Part of the film’s appeal is the ever-changing power dynamic between the two characters, which can change during the course of a scene.

As Reijn said: “It’s a warning about what happens when you repress your own desires. She was particularly impressed by Dickinson’s ability to make everything improvised and the fact that he could look like a 12-year-old boy in one shot and a confident 45-year-old man in the next.

Since its premiere at the Venice Film Festival earlier this year, the film has sparked surprisingly direct conversations with audiences spanning generations. But Dickinson understood that this was what Reijn wanted.

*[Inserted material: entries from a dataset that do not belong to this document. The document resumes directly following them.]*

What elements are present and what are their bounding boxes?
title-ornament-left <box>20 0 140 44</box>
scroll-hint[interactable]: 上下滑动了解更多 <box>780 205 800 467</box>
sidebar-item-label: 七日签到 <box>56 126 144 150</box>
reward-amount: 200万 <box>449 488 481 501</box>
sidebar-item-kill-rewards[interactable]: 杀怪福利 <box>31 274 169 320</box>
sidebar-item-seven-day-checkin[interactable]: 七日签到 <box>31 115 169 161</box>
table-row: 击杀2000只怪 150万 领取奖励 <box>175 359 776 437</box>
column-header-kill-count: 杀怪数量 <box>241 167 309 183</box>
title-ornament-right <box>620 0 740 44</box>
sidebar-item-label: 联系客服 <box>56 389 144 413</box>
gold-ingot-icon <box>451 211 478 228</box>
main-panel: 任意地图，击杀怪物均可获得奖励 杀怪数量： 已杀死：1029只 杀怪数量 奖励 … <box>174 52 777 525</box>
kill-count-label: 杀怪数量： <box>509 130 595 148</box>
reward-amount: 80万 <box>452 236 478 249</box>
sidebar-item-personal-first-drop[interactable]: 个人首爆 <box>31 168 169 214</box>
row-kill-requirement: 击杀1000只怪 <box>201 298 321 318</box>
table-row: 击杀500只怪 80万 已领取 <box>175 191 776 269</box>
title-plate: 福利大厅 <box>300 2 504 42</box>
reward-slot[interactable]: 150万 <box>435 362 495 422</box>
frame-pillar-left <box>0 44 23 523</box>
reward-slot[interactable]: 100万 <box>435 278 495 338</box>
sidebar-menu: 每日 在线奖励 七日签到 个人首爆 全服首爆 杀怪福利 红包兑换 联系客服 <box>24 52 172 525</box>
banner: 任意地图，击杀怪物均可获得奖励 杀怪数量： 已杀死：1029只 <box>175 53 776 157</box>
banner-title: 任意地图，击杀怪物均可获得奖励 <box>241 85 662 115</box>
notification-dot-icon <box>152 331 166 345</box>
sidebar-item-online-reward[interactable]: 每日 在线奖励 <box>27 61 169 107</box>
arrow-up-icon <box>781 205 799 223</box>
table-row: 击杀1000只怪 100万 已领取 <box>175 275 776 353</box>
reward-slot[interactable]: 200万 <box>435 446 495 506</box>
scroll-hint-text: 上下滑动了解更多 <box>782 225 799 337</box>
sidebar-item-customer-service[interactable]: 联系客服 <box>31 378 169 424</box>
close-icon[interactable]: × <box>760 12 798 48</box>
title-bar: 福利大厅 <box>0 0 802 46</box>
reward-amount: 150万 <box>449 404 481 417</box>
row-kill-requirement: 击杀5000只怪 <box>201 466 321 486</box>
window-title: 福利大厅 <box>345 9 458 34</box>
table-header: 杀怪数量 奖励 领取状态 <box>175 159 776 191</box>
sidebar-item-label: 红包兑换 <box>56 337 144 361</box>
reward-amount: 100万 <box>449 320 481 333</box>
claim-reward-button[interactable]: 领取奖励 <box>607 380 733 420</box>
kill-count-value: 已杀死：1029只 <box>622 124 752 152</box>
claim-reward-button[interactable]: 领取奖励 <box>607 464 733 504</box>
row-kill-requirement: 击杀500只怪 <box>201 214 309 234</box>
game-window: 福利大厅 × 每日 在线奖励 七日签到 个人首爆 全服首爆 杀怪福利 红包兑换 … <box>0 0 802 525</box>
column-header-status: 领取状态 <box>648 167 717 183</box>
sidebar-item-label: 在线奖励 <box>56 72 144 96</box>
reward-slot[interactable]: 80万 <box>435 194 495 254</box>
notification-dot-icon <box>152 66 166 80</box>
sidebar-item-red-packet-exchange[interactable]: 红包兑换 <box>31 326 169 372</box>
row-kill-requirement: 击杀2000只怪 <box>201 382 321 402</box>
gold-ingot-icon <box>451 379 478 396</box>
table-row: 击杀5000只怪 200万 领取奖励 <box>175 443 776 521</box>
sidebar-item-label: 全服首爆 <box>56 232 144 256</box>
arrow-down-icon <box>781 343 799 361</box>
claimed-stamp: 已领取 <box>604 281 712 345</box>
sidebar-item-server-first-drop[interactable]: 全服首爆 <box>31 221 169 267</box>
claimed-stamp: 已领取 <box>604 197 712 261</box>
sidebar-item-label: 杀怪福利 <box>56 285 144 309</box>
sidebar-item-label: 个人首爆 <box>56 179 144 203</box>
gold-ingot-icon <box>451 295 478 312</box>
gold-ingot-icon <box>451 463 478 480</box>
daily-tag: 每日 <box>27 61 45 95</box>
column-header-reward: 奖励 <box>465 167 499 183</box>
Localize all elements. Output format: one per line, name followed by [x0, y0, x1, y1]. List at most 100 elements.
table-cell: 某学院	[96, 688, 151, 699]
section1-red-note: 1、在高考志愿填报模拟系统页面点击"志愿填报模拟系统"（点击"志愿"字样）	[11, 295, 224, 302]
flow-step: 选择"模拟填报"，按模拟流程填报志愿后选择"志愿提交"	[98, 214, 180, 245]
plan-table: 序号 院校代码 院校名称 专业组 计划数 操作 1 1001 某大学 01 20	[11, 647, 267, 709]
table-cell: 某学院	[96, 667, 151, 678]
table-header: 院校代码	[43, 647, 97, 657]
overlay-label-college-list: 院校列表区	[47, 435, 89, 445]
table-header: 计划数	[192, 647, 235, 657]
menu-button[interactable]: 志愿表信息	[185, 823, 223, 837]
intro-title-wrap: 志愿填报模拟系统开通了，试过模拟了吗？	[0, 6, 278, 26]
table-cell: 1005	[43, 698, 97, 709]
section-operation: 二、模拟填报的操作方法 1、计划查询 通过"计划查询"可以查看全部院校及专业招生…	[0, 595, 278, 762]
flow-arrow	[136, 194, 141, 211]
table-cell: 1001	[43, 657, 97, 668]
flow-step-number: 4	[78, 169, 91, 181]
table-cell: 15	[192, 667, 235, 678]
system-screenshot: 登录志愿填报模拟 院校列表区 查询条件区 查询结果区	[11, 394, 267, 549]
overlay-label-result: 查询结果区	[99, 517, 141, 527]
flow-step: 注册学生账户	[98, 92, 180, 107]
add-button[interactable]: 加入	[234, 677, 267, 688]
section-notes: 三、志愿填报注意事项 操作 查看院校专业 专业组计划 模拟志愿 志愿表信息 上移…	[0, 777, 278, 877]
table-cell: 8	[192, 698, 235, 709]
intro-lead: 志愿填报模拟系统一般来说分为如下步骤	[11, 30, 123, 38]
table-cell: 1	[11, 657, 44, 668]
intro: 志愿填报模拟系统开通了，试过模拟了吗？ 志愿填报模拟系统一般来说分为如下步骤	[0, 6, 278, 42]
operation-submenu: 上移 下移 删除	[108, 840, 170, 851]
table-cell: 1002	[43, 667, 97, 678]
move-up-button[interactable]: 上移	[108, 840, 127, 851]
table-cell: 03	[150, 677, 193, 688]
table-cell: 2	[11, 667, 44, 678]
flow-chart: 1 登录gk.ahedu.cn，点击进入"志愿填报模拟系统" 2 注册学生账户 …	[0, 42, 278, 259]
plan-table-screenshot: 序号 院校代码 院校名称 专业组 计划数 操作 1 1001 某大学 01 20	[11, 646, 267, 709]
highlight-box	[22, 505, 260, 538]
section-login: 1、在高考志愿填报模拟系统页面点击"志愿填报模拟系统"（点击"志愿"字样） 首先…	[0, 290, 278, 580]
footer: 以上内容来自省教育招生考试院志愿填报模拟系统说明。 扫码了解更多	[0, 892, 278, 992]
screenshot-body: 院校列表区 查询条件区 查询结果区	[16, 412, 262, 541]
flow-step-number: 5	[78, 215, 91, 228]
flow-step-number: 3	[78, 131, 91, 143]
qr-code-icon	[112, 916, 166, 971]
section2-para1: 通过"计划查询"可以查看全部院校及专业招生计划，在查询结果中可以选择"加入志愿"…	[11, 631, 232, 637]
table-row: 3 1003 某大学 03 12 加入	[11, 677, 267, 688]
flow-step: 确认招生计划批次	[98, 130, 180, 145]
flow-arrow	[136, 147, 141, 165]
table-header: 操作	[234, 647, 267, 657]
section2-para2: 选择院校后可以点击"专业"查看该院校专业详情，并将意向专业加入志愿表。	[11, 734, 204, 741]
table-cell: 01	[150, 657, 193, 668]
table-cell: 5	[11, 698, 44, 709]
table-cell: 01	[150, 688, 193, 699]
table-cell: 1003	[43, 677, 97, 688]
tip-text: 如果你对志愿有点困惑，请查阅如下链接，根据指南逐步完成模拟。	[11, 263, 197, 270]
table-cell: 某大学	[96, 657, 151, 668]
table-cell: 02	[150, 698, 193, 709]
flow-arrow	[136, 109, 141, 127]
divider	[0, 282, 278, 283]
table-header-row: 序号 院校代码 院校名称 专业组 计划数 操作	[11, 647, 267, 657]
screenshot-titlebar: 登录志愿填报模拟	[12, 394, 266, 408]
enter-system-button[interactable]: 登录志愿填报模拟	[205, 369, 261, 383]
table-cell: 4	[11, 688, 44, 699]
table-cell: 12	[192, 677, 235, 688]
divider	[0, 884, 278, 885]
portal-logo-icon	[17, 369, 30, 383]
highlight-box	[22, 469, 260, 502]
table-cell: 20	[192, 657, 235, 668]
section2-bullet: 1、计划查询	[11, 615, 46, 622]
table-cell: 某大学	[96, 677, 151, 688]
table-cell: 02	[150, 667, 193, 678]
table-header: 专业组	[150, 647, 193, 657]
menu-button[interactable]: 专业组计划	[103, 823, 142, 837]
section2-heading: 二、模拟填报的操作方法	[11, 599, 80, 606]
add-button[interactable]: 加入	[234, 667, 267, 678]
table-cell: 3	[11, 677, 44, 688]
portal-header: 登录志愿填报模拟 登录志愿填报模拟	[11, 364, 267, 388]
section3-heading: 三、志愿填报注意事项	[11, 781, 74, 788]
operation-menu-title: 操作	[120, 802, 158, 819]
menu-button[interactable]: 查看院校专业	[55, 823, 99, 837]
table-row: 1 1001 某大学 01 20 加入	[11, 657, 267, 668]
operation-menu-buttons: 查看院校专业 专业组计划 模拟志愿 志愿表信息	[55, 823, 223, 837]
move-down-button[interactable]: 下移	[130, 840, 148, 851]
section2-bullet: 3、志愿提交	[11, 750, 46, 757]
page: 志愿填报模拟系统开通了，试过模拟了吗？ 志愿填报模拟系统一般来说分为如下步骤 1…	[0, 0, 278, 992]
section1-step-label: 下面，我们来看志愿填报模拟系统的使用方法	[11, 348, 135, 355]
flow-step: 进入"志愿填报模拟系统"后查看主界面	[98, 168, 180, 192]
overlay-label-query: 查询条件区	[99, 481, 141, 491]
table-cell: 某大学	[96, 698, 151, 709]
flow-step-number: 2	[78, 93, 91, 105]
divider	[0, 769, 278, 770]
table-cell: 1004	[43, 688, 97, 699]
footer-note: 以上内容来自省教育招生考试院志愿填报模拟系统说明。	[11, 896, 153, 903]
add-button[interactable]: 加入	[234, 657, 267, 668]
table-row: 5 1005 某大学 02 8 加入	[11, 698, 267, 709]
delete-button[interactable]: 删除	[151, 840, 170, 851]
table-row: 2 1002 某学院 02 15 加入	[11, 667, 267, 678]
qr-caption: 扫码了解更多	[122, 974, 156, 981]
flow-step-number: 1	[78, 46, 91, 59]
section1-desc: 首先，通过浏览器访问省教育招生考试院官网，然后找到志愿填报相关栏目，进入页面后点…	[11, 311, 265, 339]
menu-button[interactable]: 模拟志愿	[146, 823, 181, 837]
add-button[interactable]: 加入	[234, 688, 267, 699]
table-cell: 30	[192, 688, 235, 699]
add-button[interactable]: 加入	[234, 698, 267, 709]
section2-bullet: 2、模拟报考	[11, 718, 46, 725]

“She really wanted to show the ugliness and awkwardness of these things and relationships and sex,” he said. “This kind of goofy version and the performative version of it is much more interesting, at least to me, than the kind of fantasy, romanticized, sexy thing that we’ve seen a lot of.”

Dickinson recently returned behind the camera, directing his first feature film under the banner of his new production company. Set against the backdrop of homelessness in London, “Dream Space” tells the story of a drifter trying to assimilate and understand his cyclical behavior.

The film, which wrapped earlier this year, gave him a better appreciation of how many people go into making a film. He also began to understand that “acting is just being able to relax.”

“When you’re relaxed, you can do things that are truthful,” he said. “That only happens if you’re surrounded by the right people: the director who creates the right environment. The Intimacy Coordinator facilitates a safe space. A colleague of Nicole’s encourages this kind of courage and performance in what she does.

Dickinson finally got to the point where he was able to ask Kidman about his collaboration with Stanley Kubrick and Lars Von Trier. But he also kept a shattering possibility between him and his director.

“There is a world in which Samuel doesn’t even exist. He is only a kind of device or product for his own story. And I like that because it kind of means that you can sometimes take the character into a very unrealistic realm and be almost like a deity in the story,” Dickinson said. “We haven’t talked about it with Nicole.”